Крис пишет редко, на дни рождения. По моим скупым ответам понятно, что общаться я не хочу. Она давно замужем и живет в Штатах.

«Привет, Олег. Захотелось написать. Просто так. Надеюсь, у тебя всё наладилось».

Делаю то, что не делал никогда – нажимаю дозвон.

 

– Да? – удивлённый голос.

– Привет, Крис.

– Удивил…

– Сам удивляюсь. Как твои дела?

– Отлично. Бейбик у меня уже взрослый. Два года. Это, конечно, не самая ценная для тебя информация, – смеётся Крис.

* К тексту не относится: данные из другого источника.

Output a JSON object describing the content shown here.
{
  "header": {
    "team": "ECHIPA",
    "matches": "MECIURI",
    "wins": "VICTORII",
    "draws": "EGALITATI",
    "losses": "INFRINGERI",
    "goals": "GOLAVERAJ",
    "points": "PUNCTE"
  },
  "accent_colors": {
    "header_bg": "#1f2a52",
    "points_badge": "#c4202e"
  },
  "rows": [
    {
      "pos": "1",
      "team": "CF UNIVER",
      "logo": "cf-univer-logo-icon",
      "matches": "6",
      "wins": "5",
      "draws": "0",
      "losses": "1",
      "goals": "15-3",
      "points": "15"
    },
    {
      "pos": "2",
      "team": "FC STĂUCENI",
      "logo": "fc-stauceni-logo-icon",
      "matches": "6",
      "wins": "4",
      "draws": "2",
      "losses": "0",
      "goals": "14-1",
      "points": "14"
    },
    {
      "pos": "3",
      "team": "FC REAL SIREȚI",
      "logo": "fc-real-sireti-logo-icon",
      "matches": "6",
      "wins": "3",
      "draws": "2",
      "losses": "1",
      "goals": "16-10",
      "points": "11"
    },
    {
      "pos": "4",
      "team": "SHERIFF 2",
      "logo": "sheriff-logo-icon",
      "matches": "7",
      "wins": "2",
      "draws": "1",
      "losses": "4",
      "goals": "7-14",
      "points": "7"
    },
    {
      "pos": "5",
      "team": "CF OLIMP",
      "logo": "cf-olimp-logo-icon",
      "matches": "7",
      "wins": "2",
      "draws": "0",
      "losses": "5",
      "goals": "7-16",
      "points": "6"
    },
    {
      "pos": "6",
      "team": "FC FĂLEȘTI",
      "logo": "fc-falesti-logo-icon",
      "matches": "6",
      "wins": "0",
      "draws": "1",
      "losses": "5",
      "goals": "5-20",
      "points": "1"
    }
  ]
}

– Почему? Очень рад за тебя. Муж справляется с тобой?

– Хочешь помочь?

– Уволь!

– Да, всё хорошо… Как у тебя на личном?

– Как в шахматах, Крис. Потерял королеву – довольствуюсь пешками.

Мы замолкаем.

– Ты почему написала?

– Просто так…

Врёт.

– Не ври мне.

– Я не…

Наши интонации перестают быть лёгкими.

– Ты почему написала мне, Крис?

– Накатило что-то…

Шестое чувство складывает неизвестно откуда взявшиеся недостающие пазлы.

– Ты говорила с ней?

– Олег…

– Да?

– Да. Но…

– И… позвонила мне. Женя спрашивала обо мне?

– Олег, я не могу говорить.

– Ты уже всё сказала. Спасибо, Крис!